1. Notice what you're seeing
2. Everything else takes care of itself

Be a lamp unto yourself "Be a lamp unto yourself."

The mind-self feels what it wants (i.e., what it lacks) and is constructed to satisfy the want:

  • Food, shelter, etc. (biological)
  • Companionship, etc. (psychological)
  • Absolute/permanent X (love, certainty, life, peace, etc.)

It watches/looks for what it wants,
Often getting distracted by what it sees
But eventually goaded again to find what it's looking for –
By turning away from attention-getting distractions.

By "remembering" what you feel as your deep wanting
& noticing (consciously, effortfully as needed) what you're seeing,
The mind more productively turns away from the "100 other good ideas that are there."[1]

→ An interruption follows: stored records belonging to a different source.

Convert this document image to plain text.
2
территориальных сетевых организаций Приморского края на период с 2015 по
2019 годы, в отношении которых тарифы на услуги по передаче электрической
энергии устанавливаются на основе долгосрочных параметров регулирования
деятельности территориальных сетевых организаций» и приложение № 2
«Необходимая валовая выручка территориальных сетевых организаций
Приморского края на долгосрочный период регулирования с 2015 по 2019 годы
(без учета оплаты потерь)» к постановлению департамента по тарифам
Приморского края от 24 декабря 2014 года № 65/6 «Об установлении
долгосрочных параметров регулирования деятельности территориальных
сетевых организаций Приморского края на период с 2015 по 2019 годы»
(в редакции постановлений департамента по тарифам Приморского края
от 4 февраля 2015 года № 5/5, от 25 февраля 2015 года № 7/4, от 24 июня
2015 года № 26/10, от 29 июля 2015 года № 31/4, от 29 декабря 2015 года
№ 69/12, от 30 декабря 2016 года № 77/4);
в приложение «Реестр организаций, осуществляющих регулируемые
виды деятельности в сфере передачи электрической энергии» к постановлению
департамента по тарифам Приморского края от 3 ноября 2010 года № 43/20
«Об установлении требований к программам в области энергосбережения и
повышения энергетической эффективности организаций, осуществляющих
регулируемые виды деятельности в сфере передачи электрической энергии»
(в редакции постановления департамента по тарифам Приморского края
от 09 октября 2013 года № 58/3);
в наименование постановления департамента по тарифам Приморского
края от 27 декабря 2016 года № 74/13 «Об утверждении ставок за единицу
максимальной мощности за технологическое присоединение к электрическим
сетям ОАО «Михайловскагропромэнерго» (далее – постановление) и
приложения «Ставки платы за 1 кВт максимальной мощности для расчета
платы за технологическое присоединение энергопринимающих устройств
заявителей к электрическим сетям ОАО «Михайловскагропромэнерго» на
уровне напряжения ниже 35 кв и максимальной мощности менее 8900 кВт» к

Set aside some time each day to notice. At the same time every day is best. Doing so the first thing in your day sends a message to the inner self.
Conserve energy to aide in the process of conscious noticing.
Watch the mind calibrate the probability of relevance to your deep longing of what it's seeing & watch it turn away from low-probability content.

At some point, the mind's intuition-feeling sense will tell it that what it's looking for is within … where finding is becoming.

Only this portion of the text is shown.